Viva Farms Digital Storytelling Internship
By: Jeff Braund and Evie Caldwell
Digital Technology and Culture students Joshua Perez, Miranda Sherrell, Chase Stuart, Jeffrey Braund, Lauren Prasanna, and Lexis Cook joined professor Rebecca Goodrich for one week last May to produce three films for Viva Farms. Viva Farms, a non-profit Farm Business Incubator and Training Program run by Rob Smith, works closely with small farm startups and the Skagit County WSU Extension Office to provide research, testing, and classes on farming. Viva Farms enables farmers to build their companies and produce their crops in a limited co-op environment suited to their growing needs.
In three teams of two, the students worked with film equipment provided by the English Department’s Creativity Suite to tell the stories of their assigned farmers. The filmmakers were granted nearly unlimited creative freedom to produce their videos. They used their first day to establish connections with the farmers, asking questions like, “When did you start farming?” and “Where do you see yourself in five years?” to warm them up for the real interviews.
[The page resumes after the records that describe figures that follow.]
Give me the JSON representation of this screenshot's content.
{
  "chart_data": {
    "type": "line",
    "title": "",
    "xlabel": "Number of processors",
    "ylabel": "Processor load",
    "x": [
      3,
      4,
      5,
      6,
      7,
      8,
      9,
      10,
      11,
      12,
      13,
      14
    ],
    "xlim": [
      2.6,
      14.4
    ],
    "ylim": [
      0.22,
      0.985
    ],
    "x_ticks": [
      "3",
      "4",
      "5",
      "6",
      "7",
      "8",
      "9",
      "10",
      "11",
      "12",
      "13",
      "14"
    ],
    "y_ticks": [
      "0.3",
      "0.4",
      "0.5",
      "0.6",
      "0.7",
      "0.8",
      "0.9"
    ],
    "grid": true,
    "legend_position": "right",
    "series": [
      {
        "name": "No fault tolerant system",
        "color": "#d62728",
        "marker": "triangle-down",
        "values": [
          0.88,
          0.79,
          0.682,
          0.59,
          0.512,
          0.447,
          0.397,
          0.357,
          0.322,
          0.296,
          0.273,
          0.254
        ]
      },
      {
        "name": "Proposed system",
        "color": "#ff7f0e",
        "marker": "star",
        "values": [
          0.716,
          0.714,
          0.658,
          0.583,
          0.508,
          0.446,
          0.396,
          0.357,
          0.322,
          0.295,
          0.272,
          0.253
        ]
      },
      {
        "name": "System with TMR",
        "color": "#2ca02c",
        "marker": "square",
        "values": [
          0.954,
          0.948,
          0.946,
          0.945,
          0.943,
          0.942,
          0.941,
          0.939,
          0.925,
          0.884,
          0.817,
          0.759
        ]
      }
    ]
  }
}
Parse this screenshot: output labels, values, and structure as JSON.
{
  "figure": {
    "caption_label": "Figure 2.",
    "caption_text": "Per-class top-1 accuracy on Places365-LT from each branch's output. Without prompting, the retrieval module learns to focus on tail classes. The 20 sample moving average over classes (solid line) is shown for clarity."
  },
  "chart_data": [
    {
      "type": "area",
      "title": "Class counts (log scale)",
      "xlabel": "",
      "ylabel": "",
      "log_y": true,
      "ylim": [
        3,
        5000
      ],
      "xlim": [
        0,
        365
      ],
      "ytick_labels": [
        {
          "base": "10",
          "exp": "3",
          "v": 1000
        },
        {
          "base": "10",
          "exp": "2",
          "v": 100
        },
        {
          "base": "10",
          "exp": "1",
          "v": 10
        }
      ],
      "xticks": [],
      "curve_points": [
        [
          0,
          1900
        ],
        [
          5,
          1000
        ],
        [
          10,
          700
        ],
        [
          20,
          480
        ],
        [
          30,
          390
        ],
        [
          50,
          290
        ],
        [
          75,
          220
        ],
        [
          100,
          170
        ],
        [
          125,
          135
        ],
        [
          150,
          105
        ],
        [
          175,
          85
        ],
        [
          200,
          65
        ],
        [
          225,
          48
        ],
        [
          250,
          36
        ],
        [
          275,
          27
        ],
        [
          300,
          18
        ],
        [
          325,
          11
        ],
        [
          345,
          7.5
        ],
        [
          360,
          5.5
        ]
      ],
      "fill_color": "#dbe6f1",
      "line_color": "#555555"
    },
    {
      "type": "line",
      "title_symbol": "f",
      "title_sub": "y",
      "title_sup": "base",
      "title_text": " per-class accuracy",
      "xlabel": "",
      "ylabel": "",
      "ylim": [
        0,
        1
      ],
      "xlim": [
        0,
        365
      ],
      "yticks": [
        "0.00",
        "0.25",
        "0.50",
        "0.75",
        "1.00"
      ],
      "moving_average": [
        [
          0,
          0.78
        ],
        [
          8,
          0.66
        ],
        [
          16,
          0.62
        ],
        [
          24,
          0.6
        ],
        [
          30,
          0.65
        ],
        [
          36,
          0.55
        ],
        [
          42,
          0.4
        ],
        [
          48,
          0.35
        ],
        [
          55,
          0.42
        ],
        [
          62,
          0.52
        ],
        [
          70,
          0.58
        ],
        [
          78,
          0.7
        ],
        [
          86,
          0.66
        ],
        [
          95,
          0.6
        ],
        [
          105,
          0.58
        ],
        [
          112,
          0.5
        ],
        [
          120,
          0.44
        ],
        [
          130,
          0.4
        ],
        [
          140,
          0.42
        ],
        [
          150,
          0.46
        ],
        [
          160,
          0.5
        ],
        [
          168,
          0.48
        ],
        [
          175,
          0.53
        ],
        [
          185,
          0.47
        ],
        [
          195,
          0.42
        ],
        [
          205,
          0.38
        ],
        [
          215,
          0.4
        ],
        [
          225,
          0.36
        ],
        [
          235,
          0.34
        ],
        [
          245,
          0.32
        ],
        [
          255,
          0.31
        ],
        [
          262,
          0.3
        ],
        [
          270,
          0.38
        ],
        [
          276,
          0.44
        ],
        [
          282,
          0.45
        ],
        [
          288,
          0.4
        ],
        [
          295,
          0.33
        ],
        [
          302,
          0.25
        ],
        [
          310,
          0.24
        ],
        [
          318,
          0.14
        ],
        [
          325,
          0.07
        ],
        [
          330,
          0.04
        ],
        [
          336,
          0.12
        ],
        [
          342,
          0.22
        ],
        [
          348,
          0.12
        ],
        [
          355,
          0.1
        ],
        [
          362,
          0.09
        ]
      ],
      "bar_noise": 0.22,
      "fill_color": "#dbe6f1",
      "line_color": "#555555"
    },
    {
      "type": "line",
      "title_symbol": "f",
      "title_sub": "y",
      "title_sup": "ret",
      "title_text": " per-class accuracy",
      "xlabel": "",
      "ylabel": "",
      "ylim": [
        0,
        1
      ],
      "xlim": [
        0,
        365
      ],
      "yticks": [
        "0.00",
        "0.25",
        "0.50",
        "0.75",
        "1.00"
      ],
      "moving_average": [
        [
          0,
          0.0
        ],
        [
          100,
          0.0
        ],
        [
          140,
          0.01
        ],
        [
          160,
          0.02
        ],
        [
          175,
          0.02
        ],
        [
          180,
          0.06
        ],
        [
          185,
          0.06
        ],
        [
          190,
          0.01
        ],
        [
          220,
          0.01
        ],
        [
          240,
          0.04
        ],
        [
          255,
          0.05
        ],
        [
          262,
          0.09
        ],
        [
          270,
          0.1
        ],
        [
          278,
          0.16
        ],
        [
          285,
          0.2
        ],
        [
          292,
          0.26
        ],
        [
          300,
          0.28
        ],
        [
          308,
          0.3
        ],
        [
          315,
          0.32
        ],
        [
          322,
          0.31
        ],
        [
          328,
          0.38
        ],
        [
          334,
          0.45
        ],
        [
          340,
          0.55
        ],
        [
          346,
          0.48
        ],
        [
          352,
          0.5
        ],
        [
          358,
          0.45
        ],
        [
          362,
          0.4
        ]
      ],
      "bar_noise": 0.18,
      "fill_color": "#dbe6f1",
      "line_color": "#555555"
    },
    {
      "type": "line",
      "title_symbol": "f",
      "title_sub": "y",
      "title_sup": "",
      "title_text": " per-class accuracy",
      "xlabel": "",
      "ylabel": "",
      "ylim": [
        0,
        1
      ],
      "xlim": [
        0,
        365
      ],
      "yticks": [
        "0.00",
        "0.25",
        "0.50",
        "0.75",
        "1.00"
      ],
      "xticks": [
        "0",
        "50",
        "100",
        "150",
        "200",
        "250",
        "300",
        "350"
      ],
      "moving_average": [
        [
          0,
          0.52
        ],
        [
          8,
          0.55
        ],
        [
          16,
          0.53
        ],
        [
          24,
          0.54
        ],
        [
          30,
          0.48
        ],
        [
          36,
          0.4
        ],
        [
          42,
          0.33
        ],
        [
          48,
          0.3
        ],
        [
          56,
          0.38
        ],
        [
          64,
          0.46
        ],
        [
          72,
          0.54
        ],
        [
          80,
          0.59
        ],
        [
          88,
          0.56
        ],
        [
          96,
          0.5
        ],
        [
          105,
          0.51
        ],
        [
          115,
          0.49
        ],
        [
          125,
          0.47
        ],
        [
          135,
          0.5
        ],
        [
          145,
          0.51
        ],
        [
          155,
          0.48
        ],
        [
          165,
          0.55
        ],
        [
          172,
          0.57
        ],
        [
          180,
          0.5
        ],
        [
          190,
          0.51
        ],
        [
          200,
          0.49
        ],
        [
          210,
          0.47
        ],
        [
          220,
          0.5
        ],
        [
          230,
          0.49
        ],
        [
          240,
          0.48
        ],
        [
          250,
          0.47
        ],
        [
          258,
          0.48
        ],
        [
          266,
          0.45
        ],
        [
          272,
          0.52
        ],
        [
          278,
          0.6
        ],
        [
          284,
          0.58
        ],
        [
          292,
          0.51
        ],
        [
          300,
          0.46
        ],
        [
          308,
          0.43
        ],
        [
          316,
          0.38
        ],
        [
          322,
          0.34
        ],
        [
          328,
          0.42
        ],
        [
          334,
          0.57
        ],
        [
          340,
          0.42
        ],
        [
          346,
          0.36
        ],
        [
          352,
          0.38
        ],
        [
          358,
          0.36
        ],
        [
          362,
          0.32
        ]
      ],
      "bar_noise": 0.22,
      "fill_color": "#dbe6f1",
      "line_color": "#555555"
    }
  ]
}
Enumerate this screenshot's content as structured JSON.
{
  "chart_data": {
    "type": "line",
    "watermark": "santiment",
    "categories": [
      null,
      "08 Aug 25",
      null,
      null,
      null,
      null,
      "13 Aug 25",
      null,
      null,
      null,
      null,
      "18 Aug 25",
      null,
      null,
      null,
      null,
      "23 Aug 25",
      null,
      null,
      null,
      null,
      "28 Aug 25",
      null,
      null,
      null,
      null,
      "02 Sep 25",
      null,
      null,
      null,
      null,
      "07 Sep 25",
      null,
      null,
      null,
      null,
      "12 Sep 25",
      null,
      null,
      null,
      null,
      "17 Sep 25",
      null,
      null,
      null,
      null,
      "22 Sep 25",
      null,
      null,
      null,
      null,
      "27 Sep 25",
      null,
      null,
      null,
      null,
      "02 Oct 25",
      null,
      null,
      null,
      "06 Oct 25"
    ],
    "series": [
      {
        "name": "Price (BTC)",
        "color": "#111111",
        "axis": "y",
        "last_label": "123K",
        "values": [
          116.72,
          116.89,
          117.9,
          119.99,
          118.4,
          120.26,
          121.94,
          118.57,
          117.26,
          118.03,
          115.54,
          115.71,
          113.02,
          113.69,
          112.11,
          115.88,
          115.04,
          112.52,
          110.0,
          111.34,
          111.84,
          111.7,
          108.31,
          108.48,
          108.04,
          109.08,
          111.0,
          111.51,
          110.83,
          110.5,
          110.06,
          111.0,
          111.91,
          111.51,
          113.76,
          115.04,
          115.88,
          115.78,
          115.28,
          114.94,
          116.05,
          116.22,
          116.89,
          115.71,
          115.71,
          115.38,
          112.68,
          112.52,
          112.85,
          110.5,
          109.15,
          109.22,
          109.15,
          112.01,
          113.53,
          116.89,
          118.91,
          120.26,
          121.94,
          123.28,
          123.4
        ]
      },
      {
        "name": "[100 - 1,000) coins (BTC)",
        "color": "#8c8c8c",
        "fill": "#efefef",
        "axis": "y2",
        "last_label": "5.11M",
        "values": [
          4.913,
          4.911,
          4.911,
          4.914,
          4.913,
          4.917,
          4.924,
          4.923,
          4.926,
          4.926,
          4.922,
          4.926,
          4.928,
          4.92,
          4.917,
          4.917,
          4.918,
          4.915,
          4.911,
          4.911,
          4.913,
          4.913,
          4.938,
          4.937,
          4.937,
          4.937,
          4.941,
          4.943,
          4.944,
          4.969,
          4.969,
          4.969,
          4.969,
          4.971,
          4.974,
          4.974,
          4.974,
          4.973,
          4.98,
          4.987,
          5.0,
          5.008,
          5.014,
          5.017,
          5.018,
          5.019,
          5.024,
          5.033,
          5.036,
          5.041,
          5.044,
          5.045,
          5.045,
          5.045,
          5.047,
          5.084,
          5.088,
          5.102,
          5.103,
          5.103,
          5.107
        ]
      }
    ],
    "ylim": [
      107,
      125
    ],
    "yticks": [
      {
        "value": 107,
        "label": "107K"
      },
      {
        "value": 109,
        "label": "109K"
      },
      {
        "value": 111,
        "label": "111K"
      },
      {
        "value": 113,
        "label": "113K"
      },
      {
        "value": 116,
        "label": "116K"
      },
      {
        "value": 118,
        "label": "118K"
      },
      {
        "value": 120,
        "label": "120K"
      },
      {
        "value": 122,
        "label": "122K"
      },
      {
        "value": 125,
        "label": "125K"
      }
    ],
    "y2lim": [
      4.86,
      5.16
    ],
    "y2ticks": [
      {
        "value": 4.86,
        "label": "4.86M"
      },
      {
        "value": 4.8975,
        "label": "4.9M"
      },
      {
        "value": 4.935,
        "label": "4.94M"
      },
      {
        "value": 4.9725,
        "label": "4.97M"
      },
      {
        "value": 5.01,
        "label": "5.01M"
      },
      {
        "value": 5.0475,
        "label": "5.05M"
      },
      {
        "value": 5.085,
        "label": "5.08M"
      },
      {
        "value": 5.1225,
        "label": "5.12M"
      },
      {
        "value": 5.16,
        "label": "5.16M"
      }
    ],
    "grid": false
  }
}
Each farmer came from a unique background and shared a different dream. Linda Fenstermaker of First Cut Farm explained the path that led her from filmmaking at Hampshire College to farming in Washington. Matthew Cioni and Giana Wakim of The Crows Farm discussed their passion for protecting the environment and their desire to have an impact on the field of agriculture.
For the next few days, the students made the Extension Office their headquarters. Viva Farms was only a short drive away, and teams came and went as necessary. They shot footage on site and processed it back at the Extension Office, cutting together the most impactful shots and then going back for more until coherent videos started to come together.
The filmmakers slept in cabins overlooking the Padilla Bay throughout the week. Food was provided by the English Department, and each evening one of the teams of two made dinner for the rest of the students. The filmmakers used their time together at dinner to update each other on their projects. They ended every night with a fire and s’mores.
On the final Friday of the project, the students rushed to make their last-minute changes. It was their last chance to have a critique discussion face to face with the farmers, Viva Farms employees, and workers at the Extension Office. Over the next month, the filmmakers made final edits to their films. Jeffrey Braund composed his own music for his team’s video, and Kyle Mentele composed the music for the video by Lauren Prasanna and Lexis Cook.
Two-thousand eighteen was the 3rd year for the Viva Farms digital storytelling internship. Big thanks to Rebecca Goodrich for all her work leading the project over the years.